Motor Skills: Easy Interaction
Effective newsletters generate some level of response or interaction. Capture and evaluate it, including opt-in/out activity and inquiries resulting from the newsletter. No news is not good news. If no interaction is evident, follow-up a mailing with outreach calls asking select analysts if they are interested in a follow-up discussion on a specific topic in the newsletter.

Encourage feedback and suggestions. On the most basic level, make it easy to request or find detailed information by email, phone or web landing pages. For all email links, use auto-responders to acknowledge inquiries. Accurately state your average turn-around time on inquiries.

On a more advanced level, provide direct email links to content spokespeople such as product managers, engineers or executives. Find a way to set aside AR control issues, whether through analyst relations training for spokespeople or use of newer communication technologies, such as Internet Relay Chat over SSL connections.

Maintain a clean mailing list and monitor delivery failures. Subscribing analysts are demonstrating keen interest in your organization. Nurture and reward this interest. Incorporate the mailing list into overall analyst relations contact lists, databases and research purchase lists.

Conduct formal reader surveys once or twice a year, preferably at your opt-in renewal time. (You do require subcription renewals, don’t you?)

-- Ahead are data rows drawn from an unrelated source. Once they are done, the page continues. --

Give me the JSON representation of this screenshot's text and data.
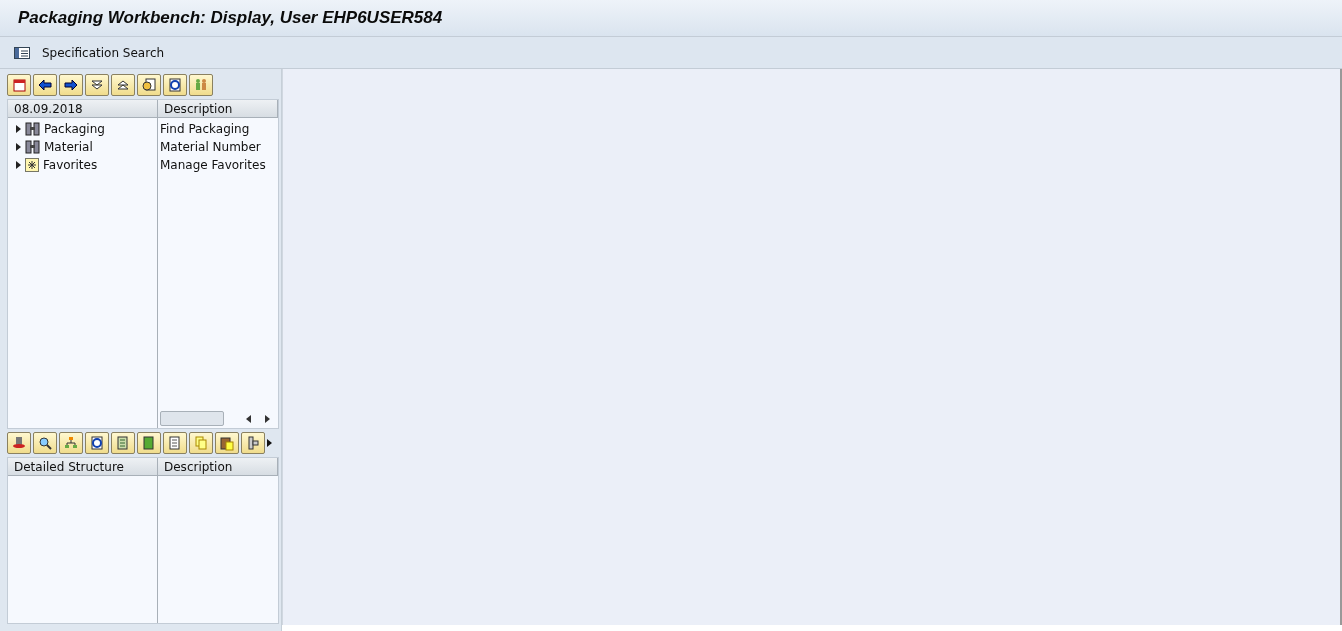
{
  "window": {
    "title": "Packaging Workbench: Display, User EHP6USER584"
  },
  "toolbar": {
    "button": "Specification Search"
  },
  "search_tree": {
    "columns": [
      "08.09.2018",
      "Description"
    ],
    "rows": [
      {
        "label": "Packaging",
        "description": "Find Packaging",
        "expanded": false,
        "kind": "binoculars"
      },
      {
        "label": "Material",
        "description": "Material Number",
        "expanded": false,
        "kind": "binoculars"
      },
      {
        "label": "Favorites",
        "description": "Manage Favorites",
        "expanded": false,
        "kind": "star"
      }
    ]
  },
  "structure_tree": {
    "columns": [
      "Detailed Structure",
      "Description"
    ]
  }
}
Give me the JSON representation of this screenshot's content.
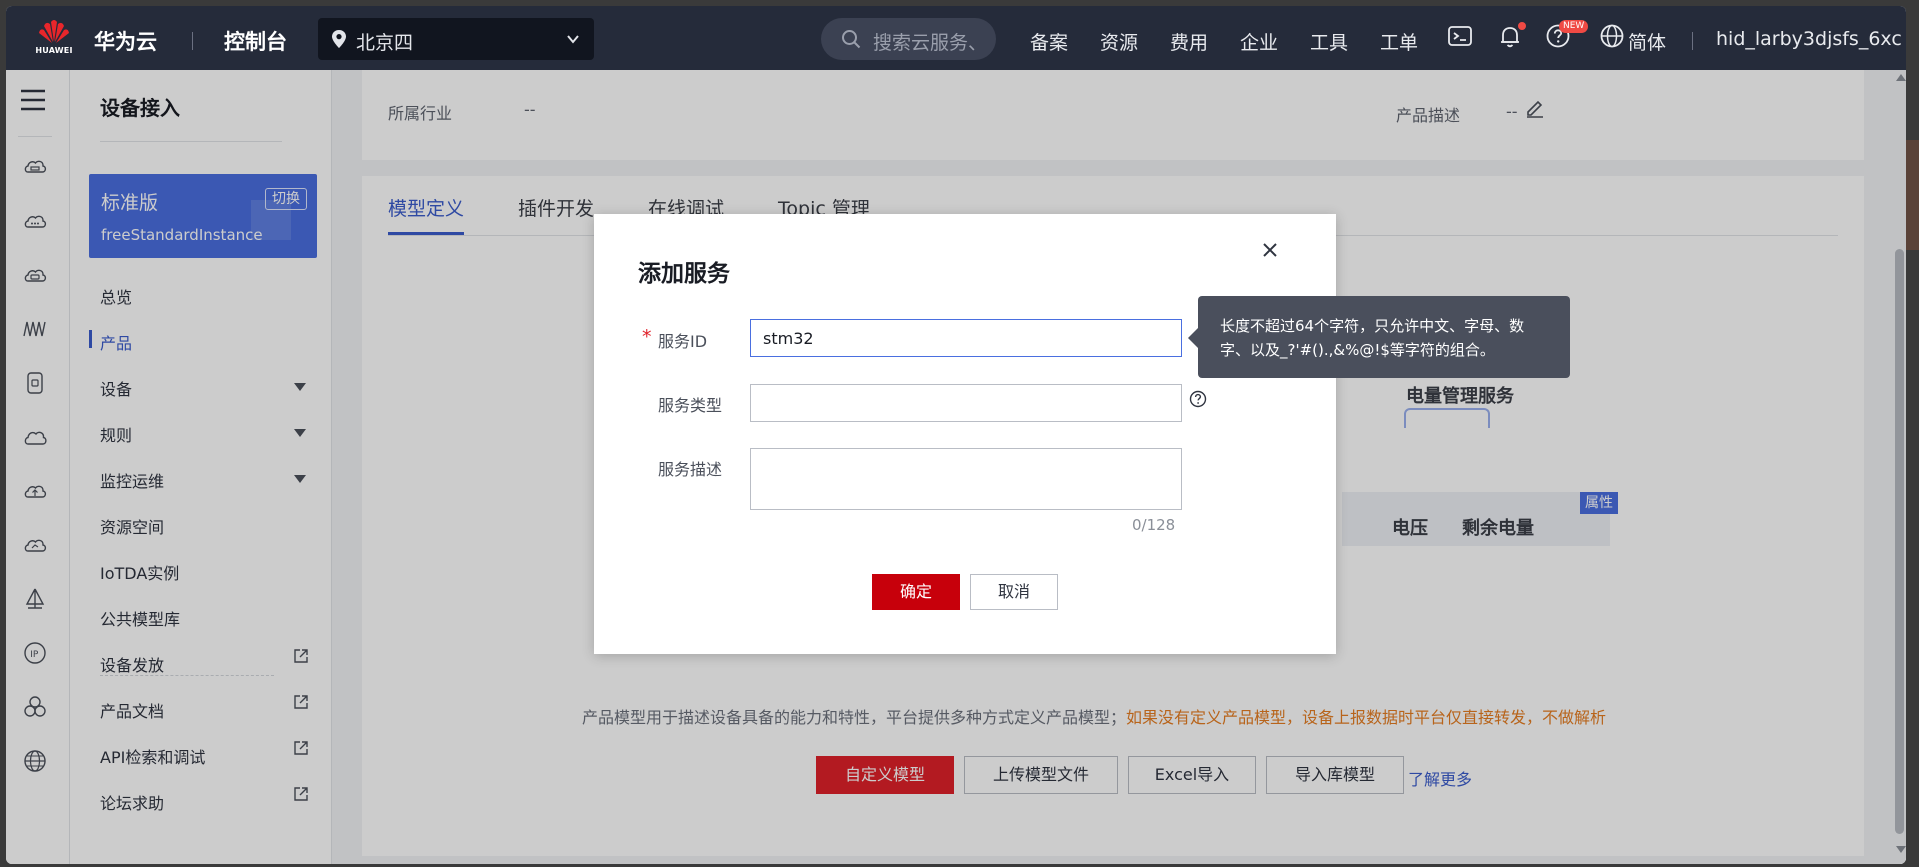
{
  "topbar": {
    "logo_text": "HUAWEI",
    "brand": "华为云",
    "console": "控制台",
    "region": "北京四",
    "search_placeholder": "搜索云服务、",
    "nav": [
      "备案",
      "资源",
      "费用",
      "企业",
      "工具",
      "工单"
    ],
    "new_badge": "NEW",
    "language": "简体",
    "user": "hid_larby3djsfs_6xc"
  },
  "sidebar": {
    "title": "设备接入",
    "edition": {
      "name": "标准版",
      "switch": "切换",
      "instance": "freeStandardInstance"
    },
    "items": [
      "总览",
      "产品",
      "设备",
      "规则",
      "监控运维",
      "资源空间",
      "IoTDA实例",
      "公共模型库",
      "设备发放",
      "产品文档",
      "API检索和调试",
      "论坛求助"
    ],
    "active_item": "产品"
  },
  "product_info": {
    "industry_label": "所属行业",
    "industry_value": "--",
    "description_label": "产品描述",
    "description_value": "--"
  },
  "tabs": [
    "模型定义",
    "插件开发",
    "在线调试",
    "Topic 管理"
  ],
  "diagram": {
    "service_name": "电量管理服务",
    "properties": [
      "电压",
      "剩余电量"
    ],
    "tag": "属性"
  },
  "model_hint": {
    "text": "产品模型用于描述设备具备的能力和特性，平台提供多种方式定义产品模型；",
    "warning": "如果没有定义产品模型，设备上报数据时平台仅直接转发，不做解析"
  },
  "model_buttons": [
    "自定义模型",
    "上传模型文件",
    "Excel导入",
    "导入库模型"
  ],
  "learn_more": "了解更多",
  "dialog": {
    "title": "添加服务",
    "required_mark": "*",
    "service_id_label": "服务ID",
    "service_id_value": "stm32",
    "service_type_label": "服务类型",
    "service_type_value": "",
    "service_desc_label": "服务描述",
    "service_desc_value": "",
    "counter": "0/128",
    "confirm": "确定",
    "cancel": "取消"
  },
  "tooltip": {
    "line1": "长度不超过64个字符，只允许中文、字母、数",
    "line2": "字、以及_?'#().,&%@!$等字符的组合。"
  },
  "colors": {
    "topbar": "#252b3a",
    "accent": "#4a6fe0",
    "primary_button": "#c7000b",
    "warning_text": "#e67e22"
  }
}
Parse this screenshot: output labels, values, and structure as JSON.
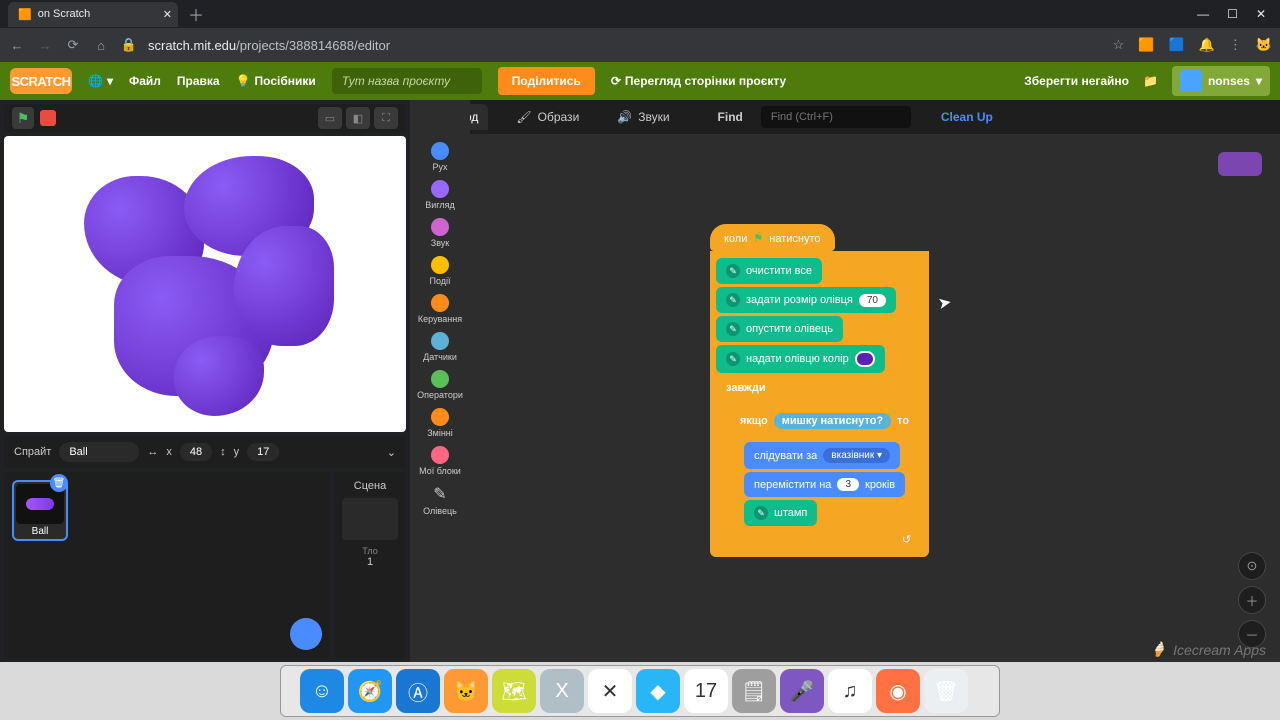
{
  "browser": {
    "tab_title": "on Scratch",
    "url_host": "scratch.mit.edu",
    "url_path": "/projects/388814688/editor"
  },
  "win": {
    "min": "—",
    "max": "☐",
    "close": "✕"
  },
  "menu": {
    "logo": "SCRATCH",
    "globe": "🌐",
    "file": "Файл",
    "edit": "Правка",
    "tutorials": "Посібники",
    "title_placeholder": "Тут назва проєкту",
    "share": "Поділитись",
    "see_page": "Перегляд сторінки проєкту",
    "save_now": "Зберегти негайно",
    "folder": "📁",
    "user": "nonses"
  },
  "tabs": {
    "code": "Код",
    "costumes": "Образи",
    "sounds": "Звуки",
    "find": "Find",
    "find_ph": "Find (Ctrl+F)",
    "cleanup": "Clean Up"
  },
  "categories": [
    {
      "c": "#4a8cff",
      "l": "Рух"
    },
    {
      "c": "#9966ff",
      "l": "Вигляд"
    },
    {
      "c": "#cf63cf",
      "l": "Звук"
    },
    {
      "c": "#ffbf00",
      "l": "Події"
    },
    {
      "c": "#ff8c1a",
      "l": "Керування"
    },
    {
      "c": "#5cb1d6",
      "l": "Датчики"
    },
    {
      "c": "#59c059",
      "l": "Оператори"
    },
    {
      "c": "#ff8c1a",
      "l": "Змінні"
    },
    {
      "c": "#ff6680",
      "l": "Мої блоки"
    },
    {
      "c": "#0fbd8c",
      "l": "Олівець"
    }
  ],
  "sprite": {
    "label": "Спрайт",
    "name": "Ball",
    "x_lbl": "x",
    "x": "48",
    "y_lbl": "y",
    "y": "17"
  },
  "stage": {
    "label": "Сцена",
    "backdrops_lbl": "Тло",
    "backdrops": "1"
  },
  "script": {
    "hat_pre": "коли",
    "hat_post": "натиснуто",
    "erase": "очистити все",
    "pensize": "задати розмір олівця",
    "pensize_val": "70",
    "pendown": "опустити олівець",
    "pencolor": "надати олівцю колір",
    "forever": "завжди",
    "if": "якщо",
    "then": "то",
    "mousedown": "мишку натиснуто?",
    "goto": "слідувати за",
    "goto_arg": "вказівник ▾",
    "move": "перемістити на",
    "move_val": "3",
    "move_suf": "кроків",
    "stamp": "штамп"
  },
  "watermark": "Icecream Apps",
  "dock": [
    {
      "bg": "#1e88e5",
      "t": "☺"
    },
    {
      "bg": "#2196f3",
      "t": "🧭"
    },
    {
      "bg": "#1976d2",
      "t": "Ⓐ"
    },
    {
      "bg": "#ff9933",
      "t": "🐱"
    },
    {
      "bg": "#cddc39",
      "t": "🗺"
    },
    {
      "bg": "#b0bec5",
      "t": "X"
    },
    {
      "bg": "#ffffff",
      "t": "✕"
    },
    {
      "bg": "#29b6f6",
      "t": "◆"
    },
    {
      "bg": "#ffffff",
      "t": "17"
    },
    {
      "bg": "#9e9e9e",
      "t": "🗒"
    },
    {
      "bg": "#7e57c2",
      "t": "🎤"
    },
    {
      "bg": "#ffffff",
      "t": "♫"
    },
    {
      "bg": "#ff7043",
      "t": "◉"
    },
    {
      "bg": "#eceff1",
      "t": "🗑"
    }
  ]
}
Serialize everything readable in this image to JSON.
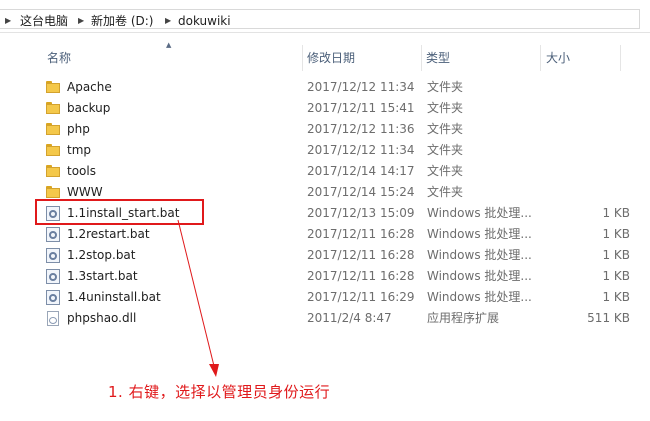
{
  "breadcrumb": [
    "这台电脑",
    "新加卷 (D:)",
    "dokuwiki"
  ],
  "columns": {
    "name": "名称",
    "date": "修改日期",
    "type": "类型",
    "size": "大小"
  },
  "files": [
    {
      "name": "Apache",
      "date": "2017/12/12 11:34",
      "type": "文件夹",
      "size": "",
      "icon": "folder-icon"
    },
    {
      "name": "backup",
      "date": "2017/12/11 15:41",
      "type": "文件夹",
      "size": "",
      "icon": "folder-icon"
    },
    {
      "name": "php",
      "date": "2017/12/12 11:36",
      "type": "文件夹",
      "size": "",
      "icon": "folder-icon"
    },
    {
      "name": "tmp",
      "date": "2017/12/12 11:34",
      "type": "文件夹",
      "size": "",
      "icon": "folder-icon"
    },
    {
      "name": "tools",
      "date": "2017/12/14 14:17",
      "type": "文件夹",
      "size": "",
      "icon": "folder-icon"
    },
    {
      "name": "WWW",
      "date": "2017/12/14 15:24",
      "type": "文件夹",
      "size": "",
      "icon": "folder-icon"
    },
    {
      "name": "1.1install_start.bat",
      "date": "2017/12/13 15:09",
      "type": "Windows 批处理...",
      "size": "1 KB",
      "icon": "batch-file-icon"
    },
    {
      "name": "1.2restart.bat",
      "date": "2017/12/11 16:28",
      "type": "Windows 批处理...",
      "size": "1 KB",
      "icon": "batch-file-icon"
    },
    {
      "name": "1.2stop.bat",
      "date": "2017/12/11 16:28",
      "type": "Windows 批处理...",
      "size": "1 KB",
      "icon": "batch-file-icon"
    },
    {
      "name": "1.3start.bat",
      "date": "2017/12/11 16:28",
      "type": "Windows 批处理...",
      "size": "1 KB",
      "icon": "batch-file-icon"
    },
    {
      "name": "1.4uninstall.bat",
      "date": "2017/12/11 16:29",
      "type": "Windows 批处理...",
      "size": "1 KB",
      "icon": "batch-file-icon"
    },
    {
      "name": "phpshao.dll",
      "date": "2011/2/4 8:47",
      "type": "应用程序扩展",
      "size": "511 KB",
      "icon": "dll-file-icon"
    }
  ],
  "annotation": {
    "text": "1.  右键，选择以管理员身份运行",
    "color": "#e0191b"
  }
}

As always, include opt-in/out links.

Personality: Frequency and Tone
The frequency depends on your organization and objectives. Weekly, monthly or quarterly is the norm, depending on vendor activity and market volatility.

Give some thought to the tone, size and behavior of the newsletter. It must download quickly and correctly. If you use HTML, be sure it opens cleanly in plain text mode. Addressing should be personalized. The writing must be concise. While maintaining a fiercely economical word count, it should also reinforce your organization’s culture and the tone you want to achieve in your analyst relationships.

Into the Wild: Promotion
Include the opt-in URL or email address in the analyst relations staff email signatures. Include it on title or contacts slides in briefing prsentations. Also, send it to your account managers and watchers at the analyst firms. They are your allies.

For website promotion, include links to the newsletter description and opt-in on the pages of your site most likely to be visited by analysts. This typically includes top-level pages on the industry analyst, media, company information, products and services sections. If you are not sure where they land on your site, ask your webmaster to tailor reports identifying visitor traffic and patterns from the analyst firm domains.